The Beach Bum will make you fall in love with Harmony Korine’s post-hippy guru – while reminding you how much you hate ironing your clothes and doing the washing-up.
Harmony Korine has never been great at compromising, and the aesthetical debauchery of his latest work, The Beach Bum, gives further proof of that. Set under the luxuriant sunshine of Florida’s beaches, the film pays homage to stoner poet Moondog (Matthew McConaughey), the youngest of Korine’s self-fulfilled deranged prophets, and to his techni-colourful way of life. Retracing James Franco’s Alien’s footsteps in Spring Breakers (2012), Moondog claims to be “from another dimension”, and his unfettered life unfolds to the rhythm of the mesmerizing combination of cubist editing and John Debney’s soothing music score. Korine is turning Key West in an all-seasons carnival packed with celebrities turned naughty (Isla Fischer, Zac Efron and Snoop Dogg among others), and Moondog happens to be the show’s appointed freak-in-chief master of ceremonies.

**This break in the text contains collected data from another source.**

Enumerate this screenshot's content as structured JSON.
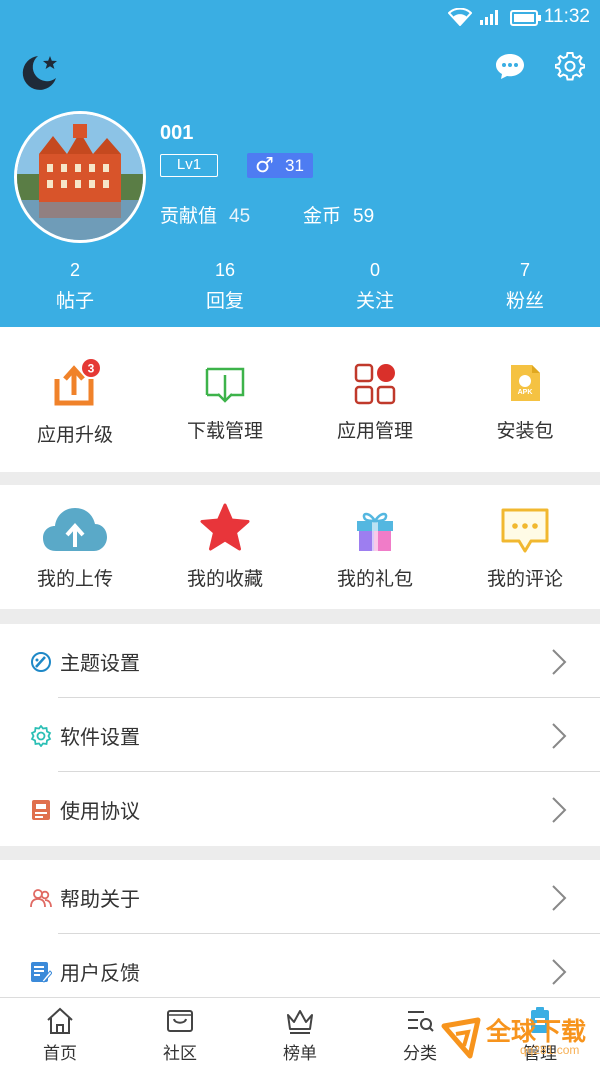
{
  "status_bar": {
    "time": "11:32"
  },
  "profile": {
    "username": "001",
    "level": "Lv1",
    "gender_symbol": "♂",
    "gender_value": "31",
    "contribution_label": "贡献值",
    "contribution_value": "45",
    "coins_label": "金币",
    "coins_value": "59"
  },
  "stats": [
    {
      "value": "2",
      "label": "帖子"
    },
    {
      "value": "16",
      "label": "回复"
    },
    {
      "value": "0",
      "label": "关注"
    },
    {
      "value": "7",
      "label": "粉丝"
    }
  ],
  "tools": [
    {
      "label": "应用升级",
      "icon": "upload-box-icon",
      "badge": "3"
    },
    {
      "label": "下载管理",
      "icon": "download-icon"
    },
    {
      "label": "应用管理",
      "icon": "apps-grid-icon"
    },
    {
      "label": "安装包",
      "icon": "apk-icon"
    }
  ],
  "personal": [
    {
      "label": "我的上传",
      "icon": "cloud-upload-icon"
    },
    {
      "label": "我的收藏",
      "icon": "star-icon"
    },
    {
      "label": "我的礼包",
      "icon": "gift-icon"
    },
    {
      "label": "我的评论",
      "icon": "comment-icon"
    }
  ],
  "settings": [
    {
      "label": "主题设置",
      "icon": "theme-icon"
    },
    {
      "label": "软件设置",
      "icon": "settings-icon"
    },
    {
      "label": "使用协议",
      "icon": "agreement-icon"
    },
    {
      "label": "帮助关于",
      "icon": "help-icon"
    },
    {
      "label": "用户反馈",
      "icon": "feedback-icon"
    }
  ],
  "bottom_nav": [
    {
      "label": "首页",
      "icon": "home-icon"
    },
    {
      "label": "社区",
      "icon": "community-icon"
    },
    {
      "label": "榜单",
      "icon": "crown-icon"
    },
    {
      "label": "分类",
      "icon": "category-icon"
    },
    {
      "label": "管理",
      "icon": "manage-icon"
    }
  ],
  "watermark": {
    "title": "全球下载",
    "site": "qq281.com"
  },
  "colors": {
    "header_bg": "#3aaee3",
    "gender_badge": "#4e7cf2",
    "badge_red": "#e53935",
    "accent_orange": "#f7941d"
  }
}
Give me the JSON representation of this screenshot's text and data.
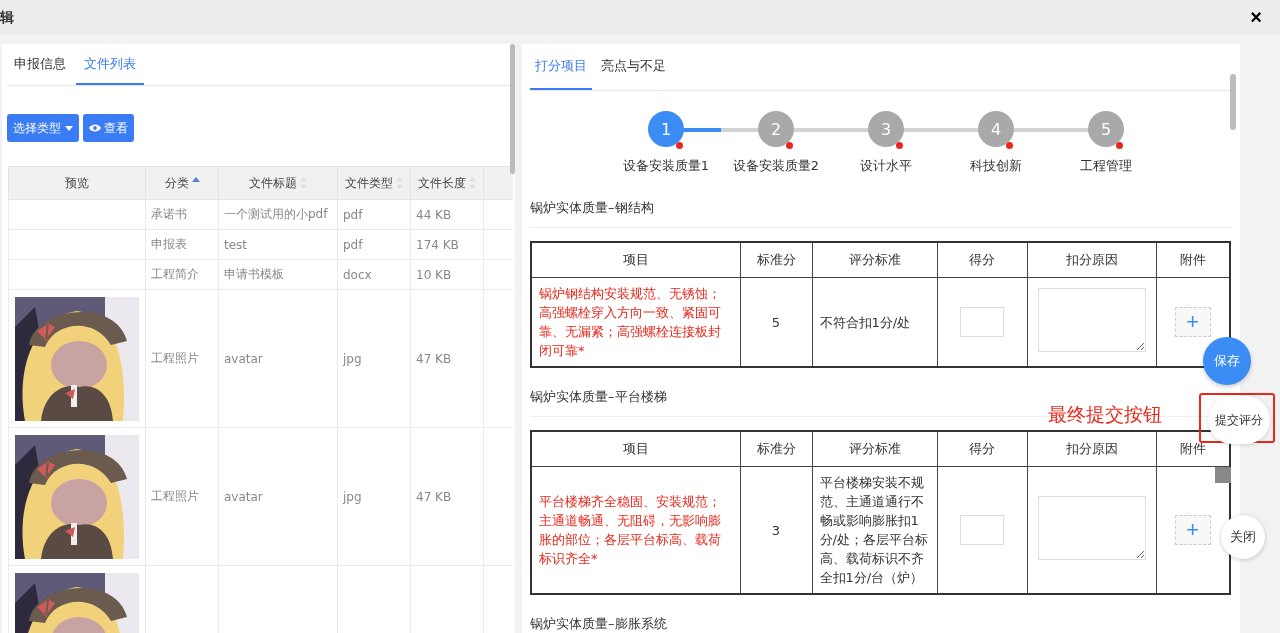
{
  "window": {
    "title": "辑",
    "close": "×"
  },
  "left_tabs": [
    {
      "label": "申报信息",
      "selected": false
    },
    {
      "label": "文件列表",
      "selected": true
    }
  ],
  "toolbar": {
    "type_button": "选择类型",
    "view_button": "查看"
  },
  "file_table": {
    "columns": [
      {
        "label": "预览"
      },
      {
        "label": "分类",
        "sorted_asc": true
      },
      {
        "label": "文件标题",
        "sorted_asc": false
      },
      {
        "label": "文件类型",
        "sorted_asc": false
      },
      {
        "label": "文件长度",
        "sorted_asc": false
      }
    ],
    "rows": [
      {
        "category": "承诺书",
        "title": "一个测试用的小pdf",
        "type": "pdf",
        "size": "44 KB"
      },
      {
        "category": "申报表",
        "title": "test",
        "type": "pdf",
        "size": "174 KB"
      },
      {
        "category": "工程简介",
        "title": "申请书模板",
        "type": "docx",
        "size": "10 KB"
      },
      {
        "preview": {
          "kind": "picture"
        },
        "category": "工程照片",
        "title": "avatar",
        "type": "jpg",
        "size": "47 KB"
      },
      {
        "preview": {
          "kind": "picture"
        },
        "category": "工程照片",
        "title": "avatar",
        "type": "jpg",
        "size": "47 KB"
      },
      {
        "preview": {
          "kind": "picture"
        }
      }
    ]
  },
  "right_tabs": [
    {
      "label": "打分项目",
      "selected": true
    },
    {
      "label": "亮点与不足",
      "selected": false
    }
  ],
  "steps": [
    {
      "number": "1",
      "label": "设备安装质量1",
      "selected": true,
      "flagged": true
    },
    {
      "number": "2",
      "label": "设备安装质量2",
      "selected": false,
      "flagged": true
    },
    {
      "number": "3",
      "label": "设计水平",
      "selected": false,
      "flagged": true
    },
    {
      "number": "4",
      "label": "科技创新",
      "selected": false,
      "flagged": true
    },
    {
      "number": "5",
      "label": "工程管理",
      "selected": false,
      "flagged": true
    }
  ],
  "sections": [
    {
      "title": "锅炉实体质量–钢结构",
      "columns": [
        "项目",
        "标准分",
        "评分标准",
        "得分",
        "扣分原因",
        "附件"
      ],
      "rows": [
        {
          "item": "锅炉钢结构安装规范、无锈蚀；高强螺栓穿入方向一致、紧固可靠、无漏紧；高强螺栓连接板封闭可靠*",
          "standard_score": "5",
          "criteria": "不符合扣1分/处",
          "upload": "+"
        }
      ]
    },
    {
      "title": "锅炉实体质量–平台楼梯",
      "columns": [
        "项目",
        "标准分",
        "评分标准",
        "得分",
        "扣分原因",
        "附件"
      ],
      "rows": [
        {
          "item": "平台楼梯齐全稳固、安装规范；主通道畅通、无阻碍，无影响膨胀的部位；各层平台标高、载荷标识齐全*",
          "standard_score": "3",
          "criteria": "平台楼梯安装不规范、主通道通行不畅或影响膨胀扣1分/处；各层平台标高、载荷标识不齐全扣1分/台（炉）",
          "upload": "+"
        }
      ]
    },
    {
      "title": "锅炉实体质量–膨胀系统"
    }
  ],
  "float_buttons": {
    "save": "保存",
    "submit": "提交评分",
    "close": "关闭"
  },
  "annotation": "最终提交按钮"
}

Naive guru to an entourage of drug dealers and party animals, McConaughey’s “bum figure” was born with one mission and one only: inconspicuously setting the cool way of doing things in a place beyond good and evil where the lines of groove and boredom overlap. But clearly this is no place for real life to blossom in. As Benoît Debie’s cinematography loudly screams, what we are witnessing on the screen is more than an opiate dream seen through a looking glass: the very absurd, repressed side of life has sprung back into existence, and we are wading through its magma with Moondog’s own legs.

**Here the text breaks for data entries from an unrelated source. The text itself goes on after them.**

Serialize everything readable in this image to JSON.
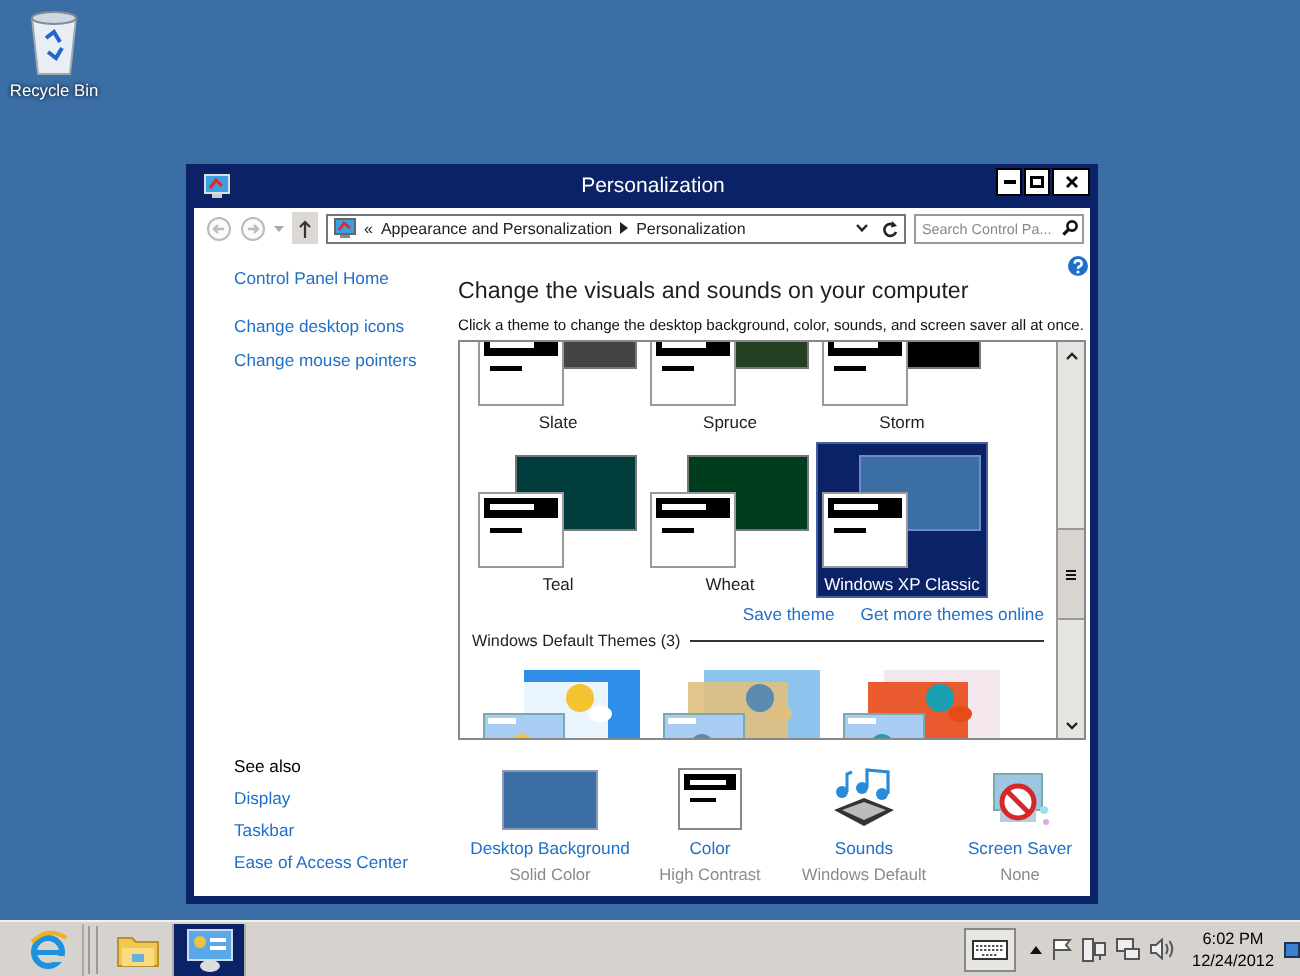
{
  "desktop": {
    "icons": [
      {
        "label": "Recycle Bin"
      }
    ]
  },
  "window": {
    "title": "Personalization",
    "address": {
      "overflow": "«",
      "crumbs": [
        "Appearance and Personalization",
        "Personalization"
      ]
    },
    "search": {
      "placeholder": "Search Control Pa..."
    },
    "sidebar": {
      "links": [
        "Control Panel Home",
        "Change desktop icons",
        "Change mouse pointers"
      ],
      "see_also": {
        "title": "See also",
        "links": [
          "Display",
          "Taskbar",
          "Ease of Access Center"
        ]
      }
    },
    "heading": "Change the visuals and sounds on your computer",
    "subtitle": "Click a theme to change the desktop background, color, sounds, and screen saver all at once.",
    "themes": [
      {
        "name": "Slate",
        "color": "#444444",
        "selected": false
      },
      {
        "name": "Spruce",
        "color": "#243f22",
        "selected": false
      },
      {
        "name": "Storm",
        "color": "#000000",
        "selected": false
      },
      {
        "name": "Teal",
        "color": "#003c3c",
        "selected": false
      },
      {
        "name": "Wheat",
        "color": "#003c1e",
        "selected": false
      },
      {
        "name": "Windows XP Classic",
        "color": "#3a6ea5",
        "selected": true
      }
    ],
    "theme_links": [
      "Save theme",
      "Get more themes online"
    ],
    "default_section": {
      "title": "Windows Default Themes (3)"
    },
    "settings": [
      {
        "kind": "background",
        "label": "Desktop Background",
        "value": "Solid Color"
      },
      {
        "kind": "color",
        "label": "Color",
        "value": "High Contrast"
      },
      {
        "kind": "sounds",
        "label": "Sounds",
        "value": "Windows Default"
      },
      {
        "kind": "screensaver",
        "label": "Screen Saver",
        "value": "None"
      }
    ]
  },
  "taskbar": {
    "apps": [
      {
        "kind": "browser",
        "selected": false
      },
      {
        "kind": "folder",
        "selected": false
      },
      {
        "kind": "control-panel",
        "selected": true
      }
    ],
    "time": "6:02 PM",
    "date": "12/24/2012"
  }
}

Or maybe there really is no secondly intended meaning to it, and Korine is simply mirroring his eccentric brainchild as he turns our ethical preconceptions upside down right before our eyes. As The Bum would say, “it was a mess”; but it was fun, and that made you feel like you were sucking the nectar of life. The Beach Bum lives in a liminal limbo of moral ambiguity, and that is precisely what stuns us, and what makes it a great (self-)reflection on individual freedom and the artist’s role in our society. Moondog is clearly a problematic anti-hero; nevertheless, he remains the purest being around in the amusement state of Florida.
Though nothing is reality-like in Korine’s film, everything is completely plausible. Though nothing is desirable, everything is alluring. Thanks to this intended ambiguity, The Beach Bum glorifies the unglorifiable, teasing our eyes and minds with the unheard-of possibility of a life lived for the sake of living. Korine’s film is a thoroughly honest, amazingly simple speculation on the notion of acceptable human behaviour disguised as a movie of over-the-top urban ultraheroes.
Someone argued that there is no difference whatsoever between mainstream and arthouse cinema, and that is certainly true for Korine’s blurred & poppish version of mass cinema. At the end of the day, it all comes down to us, and to the way in which we choose to look at Moondog and his self-indulgent habits. We can simply laugh at him and have a good time at the expenses of this contemporary Peter Pan. Or we can stop loathing and laughing at this post-hippy prophet for a moment, and ask ourselves if we might simply be jealous of his uncaring attitude towards cooking, cleaning, and doing the washing-up. Moondog might be a bum. But no one ever said he was a fool.
The Beach Bum is now available to watch on digital and on demand.